On the top of each captain card is a tracker that shows a bonus for each Veteran you play. Sometimes, you get to draw cards. Sometimes, you’ll get to play an additional card, which has led to some incredible moments in my games: someone will play a 3-card combo, ending with a Veteran, which triggers a move on that player’s Veteran tracker that allows them to play another card, which leads to another 2- or 3-card combo.
End-game scoring is easy. You’ll score points for sets of at least 3 cards of any species in your tableau, with a big bonus if you somehow play at least one card from all six species. Then you’ll get additional points for points on your captain’s Veteran tracker, Robots, and Emissary missions you have completed.
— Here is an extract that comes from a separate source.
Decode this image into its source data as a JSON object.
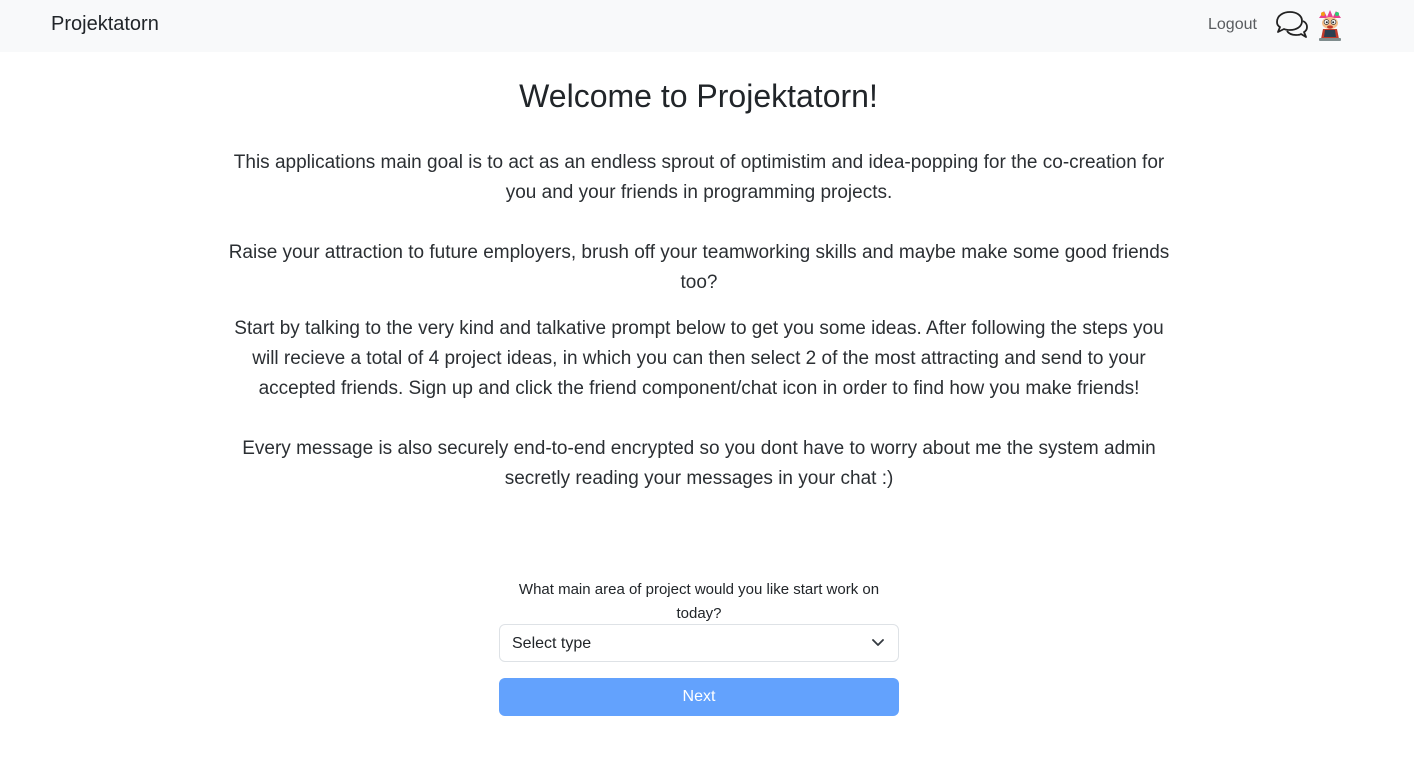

One additional note about the rulebook: it’s excellent. Great intro upfront about the different types of cards in the game, rules are very clearly defined, and the back cover has all the icons detailed for players to sort out what their cards mean. Wild Space has the best rules overview I have seen in a new game this year.
Oh, Those Animals!
Look at that cover photo at the top of this review; Wild Space has a very slick look. The art by Amélie Guinet is simple, but it really hooked me with its bright, bold colors and straightforward impressions of, say, a bear in a space uniform.
My daughter, in particular, really loves the artwork of Wild Space. I found that sometimes, she was trying to get monkeys or bears because she liked those illustrations; this doesn’t hurt because you can score a ton of points in this way at the end of a game.
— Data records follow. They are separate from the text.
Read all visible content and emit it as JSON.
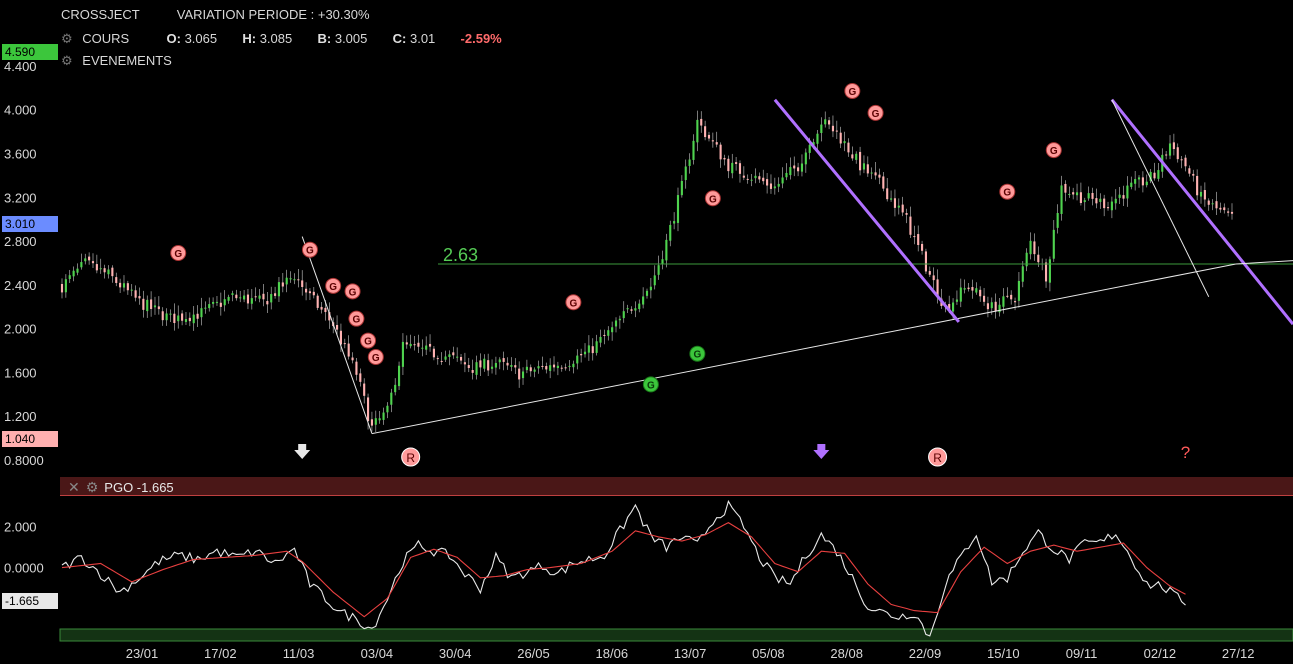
{
  "header": {
    "symbol": "CROSSJECT",
    "variation": "VARIATION PERIODE : +30.30%",
    "cours_label": "COURS",
    "ohlc": [
      {
        "k": "O:",
        "v": "3.065"
      },
      {
        "k": "H:",
        "v": "3.085"
      },
      {
        "k": "B:",
        "v": "3.005"
      },
      {
        "k": "C:",
        "v": "3.01"
      }
    ],
    "change": "-2.59%",
    "events_label": "EVENEMENTS"
  },
  "price_tags": {
    "high": "4.590",
    "last": "3.010",
    "low": "1.040"
  },
  "indicator": {
    "label": "PGO -1.665",
    "last_tag": "-1.665"
  },
  "chart_data": [
    {
      "type": "candlestick",
      "title": "",
      "ylim": [
        0.8,
        4.6
      ],
      "y_ticks": [
        "4.400",
        "4.000",
        "3.600",
        "3.200",
        "2.800",
        "2.400",
        "2.000",
        "1.600",
        "1.200",
        "0.8000"
      ],
      "x_ticks": [
        "23/01",
        "17/02",
        "11/03",
        "03/04",
        "30/04",
        "26/05",
        "18/06",
        "13/07",
        "05/08",
        "28/08",
        "22/09",
        "15/10",
        "09/11",
        "02/12",
        "27/12"
      ],
      "close_path": [
        [
          0,
          2.4
        ],
        [
          6,
          2.6
        ],
        [
          12,
          2.5
        ],
        [
          20,
          2.25
        ],
        [
          28,
          2.1
        ],
        [
          36,
          2.15
        ],
        [
          44,
          2.3
        ],
        [
          52,
          2.25
        ],
        [
          60,
          2.5
        ],
        [
          64,
          2.3
        ],
        [
          70,
          2.05
        ],
        [
          76,
          1.6
        ],
        [
          80,
          1.1
        ],
        [
          84,
          1.25
        ],
        [
          88,
          1.85
        ],
        [
          94,
          1.8
        ],
        [
          100,
          1.75
        ],
        [
          106,
          1.65
        ],
        [
          112,
          1.7
        ],
        [
          118,
          1.6
        ],
        [
          124,
          1.65
        ],
        [
          130,
          1.7
        ],
        [
          136,
          1.8
        ],
        [
          142,
          2.0
        ],
        [
          148,
          2.25
        ],
        [
          152,
          2.4
        ],
        [
          156,
          2.8
        ],
        [
          160,
          3.3
        ],
        [
          164,
          3.9
        ],
        [
          168,
          3.7
        ],
        [
          172,
          3.5
        ],
        [
          178,
          3.4
        ],
        [
          184,
          3.3
        ],
        [
          190,
          3.5
        ],
        [
          196,
          3.9
        ],
        [
          200,
          3.8
        ],
        [
          206,
          3.5
        ],
        [
          212,
          3.3
        ],
        [
          218,
          3.0
        ],
        [
          224,
          2.5
        ],
        [
          228,
          2.2
        ],
        [
          234,
          2.4
        ],
        [
          240,
          2.2
        ],
        [
          246,
          2.3
        ],
        [
          250,
          2.8
        ],
        [
          254,
          2.5
        ],
        [
          258,
          3.3
        ],
        [
          264,
          3.2
        ],
        [
          270,
          3.15
        ],
        [
          276,
          3.3
        ],
        [
          282,
          3.4
        ],
        [
          286,
          3.7
        ],
        [
          290,
          3.5
        ],
        [
          294,
          3.2
        ],
        [
          298,
          3.1
        ],
        [
          302,
          3.01
        ]
      ],
      "n_candles": 303,
      "horizontal_line": {
        "value": 2.6,
        "label": "2.63"
      },
      "trendlines": [
        {
          "from": [
            80,
            1.05
          ],
          "to": [
            303,
            2.6
          ],
          "color": "white"
        },
        {
          "from": [
            62,
            2.85
          ],
          "to": [
            80,
            1.05
          ],
          "color": "white"
        },
        {
          "from": [
            184,
            4.1
          ],
          "to": [
            216,
            2.07
          ],
          "color": "purple"
        },
        {
          "from": [
            271,
            4.1
          ],
          "to": [
            303,
            2.05
          ],
          "color": "purple"
        },
        {
          "from": [
            271,
            4.1
          ],
          "to": [
            296,
            2.3
          ],
          "color": "white"
        }
      ],
      "event_markers": [
        {
          "x": 30,
          "y": 2.7,
          "label": "G",
          "kind": "sell"
        },
        {
          "x": 64,
          "y": 2.73,
          "label": "G",
          "kind": "sell"
        },
        {
          "x": 70,
          "y": 2.4,
          "label": "G",
          "kind": "sell"
        },
        {
          "x": 75,
          "y": 2.35,
          "label": "G",
          "kind": "sell"
        },
        {
          "x": 76,
          "y": 2.1,
          "label": "G",
          "kind": "sell"
        },
        {
          "x": 79,
          "y": 1.9,
          "label": "G",
          "kind": "sell"
        },
        {
          "x": 81,
          "y": 1.75,
          "label": "G",
          "kind": "sell"
        },
        {
          "x": 132,
          "y": 2.25,
          "label": "G",
          "kind": "sell"
        },
        {
          "x": 168,
          "y": 3.2,
          "label": "G",
          "kind": "sell"
        },
        {
          "x": 152,
          "y": 1.5,
          "label": "G",
          "kind": "buy"
        },
        {
          "x": 164,
          "y": 1.78,
          "label": "G",
          "kind": "buy"
        },
        {
          "x": 204,
          "y": 4.18,
          "label": "G",
          "kind": "sell"
        },
        {
          "x": 210,
          "y": 3.98,
          "label": "G",
          "kind": "sell"
        },
        {
          "x": 244,
          "y": 3.26,
          "label": "G",
          "kind": "sell"
        },
        {
          "x": 256,
          "y": 3.64,
          "label": "G",
          "kind": "sell"
        }
      ],
      "bottom_markers": [
        {
          "x": 62,
          "label": "",
          "kind": "arrow-white"
        },
        {
          "x": 90,
          "label": "R",
          "kind": "circle"
        },
        {
          "x": 196,
          "label": "",
          "kind": "arrow-purple"
        },
        {
          "x": 226,
          "label": "R",
          "kind": "circle"
        },
        {
          "x": 290,
          "label": "?",
          "kind": "question"
        }
      ]
    },
    {
      "type": "line",
      "title": "",
      "ylim": [
        -3.0,
        3.5
      ],
      "y_ticks": [
        "2.000",
        "0.0000"
      ],
      "series": [
        {
          "color": "white",
          "path": [
            [
              0,
              0
            ],
            [
              5,
              0.5
            ],
            [
              10,
              -0.3
            ],
            [
              15,
              -1.2
            ],
            [
              20,
              -0.5
            ],
            [
              25,
              0.3
            ],
            [
              30,
              0.6
            ],
            [
              35,
              0.4
            ],
            [
              40,
              0.8
            ],
            [
              45,
              0.5
            ],
            [
              50,
              0.8
            ],
            [
              55,
              0.2
            ],
            [
              60,
              0.9
            ],
            [
              64,
              -0.8
            ],
            [
              68,
              -1.5
            ],
            [
              72,
              -2.2
            ],
            [
              76,
              -2.5
            ],
            [
              80,
              -3.0
            ],
            [
              84,
              -1.5
            ],
            [
              88,
              0.3
            ],
            [
              92,
              1.1
            ],
            [
              96,
              0.8
            ],
            [
              100,
              0.6
            ],
            [
              104,
              -0.3
            ],
            [
              108,
              -1.0
            ],
            [
              112,
              0.5
            ],
            [
              116,
              -0.5
            ],
            [
              120,
              -0.2
            ],
            [
              124,
              0.1
            ],
            [
              128,
              -0.3
            ],
            [
              132,
              0.2
            ],
            [
              136,
              0.4
            ],
            [
              140,
              0.6
            ],
            [
              144,
              1.8
            ],
            [
              148,
              3.0
            ],
            [
              152,
              1.5
            ],
            [
              156,
              1.0
            ],
            [
              160,
              1.5
            ],
            [
              164,
              1.1
            ],
            [
              168,
              2.3
            ],
            [
              172,
              3.0
            ],
            [
              176,
              2.0
            ],
            [
              180,
              0.5
            ],
            [
              184,
              -0.5
            ],
            [
              188,
              -0.8
            ],
            [
              192,
              0.6
            ],
            [
              196,
              1.6
            ],
            [
              200,
              0.8
            ],
            [
              204,
              -0.5
            ],
            [
              208,
              -1.9
            ],
            [
              212,
              -2.2
            ],
            [
              216,
              -2.4
            ],
            [
              220,
              -2.2
            ],
            [
              224,
              -3.4
            ],
            [
              228,
              -0.8
            ],
            [
              232,
              0.5
            ],
            [
              236,
              1.7
            ],
            [
              240,
              -0.7
            ],
            [
              244,
              -0.5
            ],
            [
              248,
              0.8
            ],
            [
              252,
              1.7
            ],
            [
              256,
              0.9
            ],
            [
              260,
              0.4
            ],
            [
              264,
              1.2
            ],
            [
              268,
              1.2
            ],
            [
              272,
              1.7
            ],
            [
              276,
              0.5
            ],
            [
              280,
              -0.8
            ],
            [
              284,
              -0.9
            ],
            [
              288,
              -1.5
            ],
            [
              290,
              -1.665
            ]
          ]
        },
        {
          "color": "red",
          "path": [
            [
              0,
              0
            ],
            [
              10,
              0.2
            ],
            [
              18,
              -0.7
            ],
            [
              26,
              -0.1
            ],
            [
              34,
              0.4
            ],
            [
              42,
              0.5
            ],
            [
              50,
              0.6
            ],
            [
              58,
              0.8
            ],
            [
              62,
              0.3
            ],
            [
              70,
              -1.2
            ],
            [
              78,
              -2.4
            ],
            [
              84,
              -1.5
            ],
            [
              90,
              0.5
            ],
            [
              96,
              0.9
            ],
            [
              102,
              0.5
            ],
            [
              108,
              -0.5
            ],
            [
              114,
              -0.4
            ],
            [
              120,
              -0.1
            ],
            [
              126,
              0.0
            ],
            [
              134,
              0.2
            ],
            [
              142,
              0.8
            ],
            [
              148,
              1.8
            ],
            [
              154,
              1.5
            ],
            [
              160,
              1.3
            ],
            [
              166,
              1.6
            ],
            [
              172,
              2.2
            ],
            [
              178,
              1.5
            ],
            [
              184,
              0.2
            ],
            [
              190,
              -0.2
            ],
            [
              196,
              0.8
            ],
            [
              202,
              0.7
            ],
            [
              208,
              -0.8
            ],
            [
              214,
              -1.8
            ],
            [
              220,
              -2.1
            ],
            [
              226,
              -2.2
            ],
            [
              232,
              -0.2
            ],
            [
              238,
              1.0
            ],
            [
              244,
              0.2
            ],
            [
              250,
              0.8
            ],
            [
              256,
              1.1
            ],
            [
              262,
              0.8
            ],
            [
              268,
              1.0
            ],
            [
              274,
              1.2
            ],
            [
              280,
              0.0
            ],
            [
              286,
              -0.9
            ],
            [
              290,
              -1.3
            ]
          ]
        }
      ]
    }
  ]
}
Sadly, the instruction booklet doesn’t detail the six species (I am just making guesses based on what my eyes tell me, but maybe “lizard” doesn’t quite cut it!) or why we have these six species in the game. Further, there’s no backstory on the captains, or why everyone seems to be wearing roughly the same uniforms in different colors—despite the fact that these crewmembers are all working for different captains on different spaceships. We just get cool-looking animals with clean icons and illustrations. This feels like a missed opportunity to tell even a token amount of story. Maybe this is why I haven’t been caught up in the theme and instead just focus on building the best hand.
The Planet tiles look good, even though there are a limited number of them. (You will only see 3 of the 8 non-home Planet tiles in any one game.) And while the spaceships—essentially, your workers—included in the core box worked just fine for me, I will admit that the screen-printed promo ships Pandasaurus included in our review copy are a nice upgrade. Basically, these promo ships are in five distinct shapes and have a cockpit printed on one side of each piece. Nice touch!
Kick Off the Night By Going to Space!
While I typically donate review copies and prototypes to board game cafes, charity auctions or the friends that help me review products, I’m holding onto my copy of Wild Space.
Wild Space t plays so well, so quickly, and for such a wide range of audiences, that I don’t see it leaving my collection any time soon. I’ve played this with my daughter, my wife, even my mom (!!), and all of them enjoyed their plays.
Wild Space is not a terribly deep experience. I’m already beginning to seek out certain Emissary cards because I can see how they help drive a strategy for diversity while maximizing scoring opportunities no matter which cards I play. The Planets, as mentioned, are not very diverse, even if they are very pretty. And while the solo play helps new players, I easily beat this mode in easy and intermediate, with the difficult/expert level beating me by a single point the one time I gave that a spin. You’ll do solo a few times mainly to prepare to teach the game to new players.
But otherwise, Wild Space really understands its place in the world: a simple, fantastic and beautiful addition to the hobby. Pandasaurus has had one hell of a year: Umbra Via, The Loop, Trek 12, Brew, and the upcoming Machi Koro 2. I’m excited to try all of these products and more very soon!